Paus Fransiskus menganggap sensasi ‘Paus Super’ menyinggung dan menegaskan bahwa dia adalah ‘orang normal’

Paus Fransiskus menganggap berkembangnya hype yang mengelilinginya “menyinggung,” menurut sebuah wawancara yang diterbitkan pada hari Rabu, bahkan ketika Vatikan sendiri memperingati ulang tahun pemilihannya dengan perangko dan koin peringatan serta sebuah DVD yang menampilkan rekaman Paus yang belum pernah dilihat sebelumnya.

Paus Fransiskus mengatakan kepada harian Italia Corriere della Sera bahwa dia tidak menghargai pembuatan mitos yang membuatnya digambarkan sebagai “Paus Super” (seperti yang baru-baru ini dilukis oleh seorang seniman jalanan Italia) yang menyelinap keluar pada malam hari untuk memberi makan orang miskin (seperti yang diberitakan oleh surat kabar Italia).
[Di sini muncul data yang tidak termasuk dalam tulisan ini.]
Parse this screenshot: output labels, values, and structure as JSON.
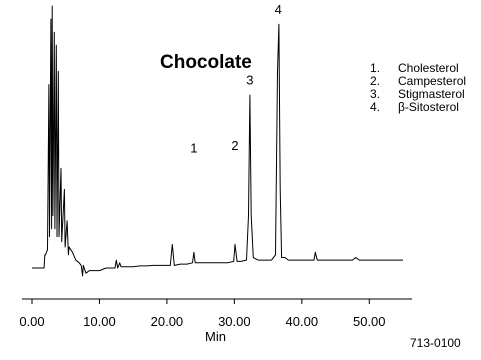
{
  "chart_data": {
    "type": "line",
    "title": "Chocolate",
    "xlabel": "Min",
    "ylabel": "",
    "xlim": [
      0,
      55
    ],
    "ylim": [
      0,
      100
    ],
    "x_ticks": [
      "0.00",
      "10.00",
      "20.00",
      "30.00",
      "40.00",
      "50.00"
    ],
    "grid": false,
    "legend_position": "top-right",
    "legend": [
      {
        "num": "1.",
        "label": "Cholesterol"
      },
      {
        "num": "2.",
        "label": "Campesterol"
      },
      {
        "num": "3.",
        "label": "Stigmasterol"
      },
      {
        "num": "4.",
        "label": "β-Sitosterol"
      }
    ],
    "peak_labels": [
      {
        "label": "1",
        "x": 24.0,
        "y": 44
      },
      {
        "label": "2",
        "x": 30.1,
        "y": 45
      },
      {
        "label": "3",
        "x": 32.3,
        "y": 70
      },
      {
        "label": "4",
        "x": 36.5,
        "y": 97
      }
    ],
    "series": [
      {
        "color": "#000000",
        "points": [
          [
            0.0,
            0
          ],
          [
            1.8,
            0
          ],
          [
            1.9,
            5
          ],
          [
            2.0,
            5
          ],
          [
            2.3,
            7
          ],
          [
            2.5,
            70
          ],
          [
            2.6,
            12
          ],
          [
            2.8,
            95
          ],
          [
            2.9,
            15
          ],
          [
            3.0,
            100
          ],
          [
            3.1,
            20
          ],
          [
            3.3,
            90
          ],
          [
            3.4,
            15
          ],
          [
            3.6,
            85
          ],
          [
            3.7,
            12
          ],
          [
            3.9,
            75
          ],
          [
            4.0,
            12
          ],
          [
            4.3,
            38
          ],
          [
            4.4,
            10
          ],
          [
            4.8,
            30
          ],
          [
            4.9,
            8
          ],
          [
            5.2,
            18
          ],
          [
            5.4,
            5
          ],
          [
            5.5,
            8
          ],
          [
            6.0,
            6
          ],
          [
            6.5,
            3
          ],
          [
            7.0,
            2
          ],
          [
            7.3,
            1
          ],
          [
            7.5,
            -3
          ],
          [
            7.6,
            1
          ],
          [
            8.0,
            -2
          ],
          [
            8.5,
            -1
          ],
          [
            9.0,
            -1
          ],
          [
            10.0,
            -1
          ],
          [
            11.0,
            0
          ],
          [
            12.0,
            0
          ],
          [
            12.3,
            0
          ],
          [
            12.5,
            3
          ],
          [
            12.7,
            0
          ],
          [
            13.0,
            2
          ],
          [
            13.2,
            0.5
          ],
          [
            14.0,
            0.5
          ],
          [
            15.0,
            0.5
          ],
          [
            16.0,
            0.8
          ],
          [
            17.0,
            0.8
          ],
          [
            18.0,
            1
          ],
          [
            19.0,
            1
          ],
          [
            20.5,
            1
          ],
          [
            20.8,
            9
          ],
          [
            21.1,
            1
          ],
          [
            22.0,
            1.5
          ],
          [
            23.0,
            1.5
          ],
          [
            23.8,
            2
          ],
          [
            24.0,
            6
          ],
          [
            24.2,
            2
          ],
          [
            25.0,
            2
          ],
          [
            26.0,
            2
          ],
          [
            27.0,
            2
          ],
          [
            28.0,
            2
          ],
          [
            29.0,
            2
          ],
          [
            29.9,
            2.5
          ],
          [
            30.1,
            9
          ],
          [
            30.4,
            2.5
          ],
          [
            31.0,
            2.5
          ],
          [
            31.8,
            3
          ],
          [
            32.1,
            20
          ],
          [
            32.3,
            66
          ],
          [
            32.5,
            20
          ],
          [
            32.8,
            4
          ],
          [
            33.5,
            3
          ],
          [
            34.5,
            3
          ],
          [
            35.5,
            3
          ],
          [
            36.1,
            5
          ],
          [
            36.4,
            75
          ],
          [
            36.6,
            93
          ],
          [
            36.8,
            30
          ],
          [
            37.0,
            4
          ],
          [
            37.5,
            4
          ],
          [
            38.0,
            3
          ],
          [
            40.0,
            3
          ],
          [
            41.8,
            3
          ],
          [
            42.0,
            6
          ],
          [
            42.3,
            3
          ],
          [
            44.0,
            3
          ],
          [
            46.0,
            3
          ],
          [
            47.5,
            3
          ],
          [
            48.0,
            4
          ],
          [
            48.5,
            3
          ],
          [
            50.0,
            3
          ],
          [
            52.0,
            3
          ],
          [
            55.0,
            3
          ]
        ]
      }
    ]
  },
  "figure_code": "713-0100"
}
Pada hari Rabu, ia harus bersaing dengan selebriti baru ketika “My Pope” muncul di surat kabar Italia, sebuah majalah gosip mingguan yang sepenuhnya ditujukan untuk Paus Fransiskus. Majalah ini diterbitkan oleh Mondadori, yang dimiliki oleh kerajaan media mantan Perdana Menteri Silvio Berlusconi. Selain itu, seseorang di khalayak umum mencoba memberinya replika patung Oscar dengan tulisan “Oscar Pope” di atasnya.

“Saya tidak suka interpretasi ideologis, mitologi Paus Fransiskus seperti ini,” kata Paus kepada Corriere. “Kalau tidak salah, Sigmund Freud mengatakan bahwa dalam setiap idealisasi ada agresi. Menggambarkan Paus sebagai Superman, seorang bintang, adalah tindakan yang menyinggung saya.
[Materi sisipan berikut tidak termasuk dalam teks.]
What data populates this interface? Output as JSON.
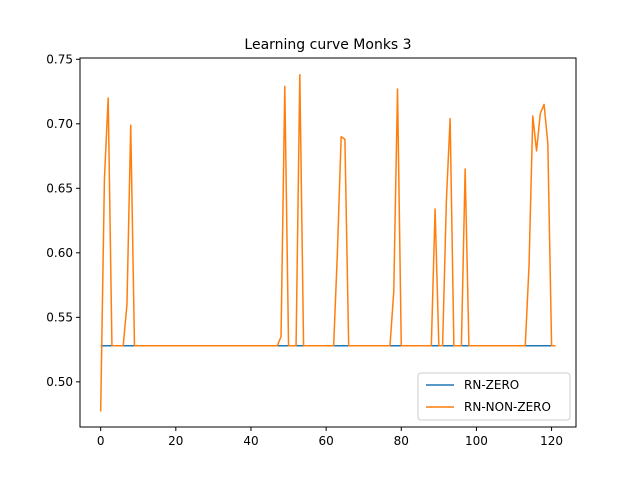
{
  "chart_data": {
    "type": "line",
    "title": "Learning curve Monks 3",
    "xlabel": "",
    "ylabel": "",
    "xlim": [
      -5.5,
      126.5
    ],
    "ylim": [
      0.465,
      0.751
    ],
    "xticks": [
      0,
      20,
      40,
      60,
      80,
      100,
      120
    ],
    "yticks": [
      0.5,
      0.55,
      0.6,
      0.65,
      0.7,
      0.75
    ],
    "ytick_labels": [
      "0.50",
      "0.55",
      "0.60",
      "0.65",
      "0.70",
      "0.75"
    ],
    "legend_position": "lower-right",
    "grid": false,
    "series": [
      {
        "name": "RN-ZERO",
        "color": "#1f77b4",
        "points": [
          [
            0,
            0.528
          ],
          [
            121,
            0.528
          ]
        ]
      },
      {
        "name": "RN-NON-ZERO",
        "color": "#ff7f0e",
        "points": [
          [
            0,
            0.477
          ],
          [
            1,
            0.657
          ],
          [
            2,
            0.72
          ],
          [
            3,
            0.528
          ],
          [
            6,
            0.528
          ],
          [
            7,
            0.56
          ],
          [
            8,
            0.699
          ],
          [
            9,
            0.528
          ],
          [
            47,
            0.528
          ],
          [
            48,
            0.535
          ],
          [
            49,
            0.729
          ],
          [
            50,
            0.528
          ],
          [
            52,
            0.528
          ],
          [
            53,
            0.738
          ],
          [
            54,
            0.528
          ],
          [
            62,
            0.528
          ],
          [
            63,
            0.6
          ],
          [
            64,
            0.69
          ],
          [
            65,
            0.688
          ],
          [
            66,
            0.528
          ],
          [
            77,
            0.528
          ],
          [
            78,
            0.57
          ],
          [
            79,
            0.727
          ],
          [
            80,
            0.528
          ],
          [
            88,
            0.528
          ],
          [
            89,
            0.634
          ],
          [
            90,
            0.528
          ],
          [
            91,
            0.528
          ],
          [
            92,
            0.64
          ],
          [
            93,
            0.704
          ],
          [
            94,
            0.528
          ],
          [
            96,
            0.528
          ],
          [
            97,
            0.665
          ],
          [
            98,
            0.528
          ],
          [
            113,
            0.528
          ],
          [
            114,
            0.59
          ],
          [
            115,
            0.706
          ],
          [
            116,
            0.679
          ],
          [
            117,
            0.708
          ],
          [
            118,
            0.715
          ],
          [
            119,
            0.685
          ],
          [
            120,
            0.528
          ],
          [
            121,
            0.528
          ]
        ]
      }
    ]
  }
}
“Paus adalah orang yang tertawa, menangis, tidur nyenyak, dan mempunyai teman seperti orang lain. Orang normal.”

Fransiskus merayakan hari jadinya sebagai Paus pada 13 Maret. Pada kesempatan ini, Vatikan mengeluarkan koin dan perangko baru. DVD tersebut akan menampilkan cuplikan di balik layar saat Paus meninggalkan Kapel Sistina setelah terpilih dan berdoa di dekat Kapel Paoline sebelum keluar ke balkon Basilika Santo Petrus untuk menyambut dunia dengan “Buonasera” yang terkenal.

Dalam wawancara tersebut, Paus Fransiskus juga mengatakan bahwa ia dan Paus Benediktus XVI sepakat bahwa Paus emeritus tidak akan terus bersembunyi, karena Benediktus mengatakan ia akan menghabiskan masa pensiunnya tetapi lebih berpartisipasi dalam kehidupan gereja. Hal ini sejalan dengan keyakinan Paus Fransiskus bahwa para lansia mempunyai kekayaan hikmah yang bisa diberikan kepada generasi muda.

“Paus Emeritus bukanlah patung di museum. Ia adalah sebuah institusi,” kata Paus Fransiskus. “Kami membicarakannya dan memutuskan bersama bahwa akan lebih baik jika dia bertemu orang-orang, keluar dan berpartisipasi dalam kehidupan gereja.”

Benediktus baru-baru ini menghadiri upacara pelantikan 19 kardinal baru secara resmi, yang merupakan pertama kalinya ia dan Fransiskus berkumpul di Basilika Santo Petrus. Ia diperkirakan akan menghadiri kanonisasi Paus Yohanes Paulus II dan Paus Yohanes XXIII pada 27 April.

“Beberapa orang mungkin ingin dia pensiun di biara Benediktin yang jauh dari Vatikan,” kata Paus Fransiskus. “Saya memikirkan kakek-nenek yang memberikan kekuatan kepada keluarga mereka dengan kebijaksanaan dan nasihat mereka dan tidak pantas untuk dimasukkan ke panti jompo.”